L’un des objectifs de la tournée du Président était la signature d’un accord de défense avec l’Ethiopie, qui implique notamment le développement d’une marine éthiopienne.

Il y a aussi des enjeux militaires ailleurs, puisquel’un des objectifs de la tournée du Président, qui pour l’occasion était accompagné de la Ministre des Armées, était la signature d’un accord de défense avec l’Ethiopie, qui implique notamment le développement d’une marine éthiopienne. La paix avec l’Erythrée, et plus généralement l’activisme pacificateur déployé dans toute la région par le nouveau Premier ministre éthiopien depuis son arrivée au pouvoir il y a moins d’un an, sont une raison de le soutenir.

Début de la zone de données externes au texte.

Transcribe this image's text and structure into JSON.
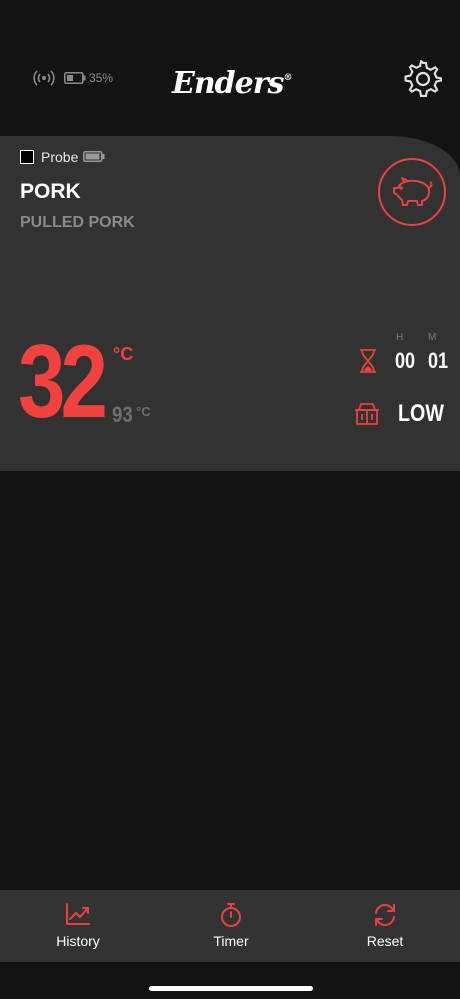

Il y a aussi, bien sûr, des intérêts économiques. L’Ethiopie et le Kenya n’ont pas été choisis au hasard : ce sont des pays importants, dynamiques et prometteurs. L’Ethiopie, 105 millions d’habitants et une croissance à 8 %, est devenue en 2017 le premier excédent commercial de la France en Afrique subsaharienne. Au Kenya, qui connaît aussi une forte croissance et est un hub régional dans plusieurs domaines (financier, aérien, portuaire), le Président Macron a annoncé plusieurs milliards d’euros de contrats pour des groupes français.

Enfin, il ne faut pas non plus oublier qu’Addis-Abeba, siège de l’Union africaine (UA), est la capitale diplomatique de l’Afrique. Plus de 110 pays y ont une ambassade et la plupart des organisations internationales y ont leur siège continental. C’est, structurellement, un lieu d’influence important, et pas seulement sur les problématiques africaines. Cette scène est dominée par l’anglais alors que près de la moitié des pays africains sont francophones et que la promotion de la langue française est l’un des enjeux à l’UA. La langue n’est pas neutre, elle véhicule une vision du monde et une partie de l’élite internationale présente à Addis exprime un besoin de français. Il y a donc, pour la France, une carte à jouer.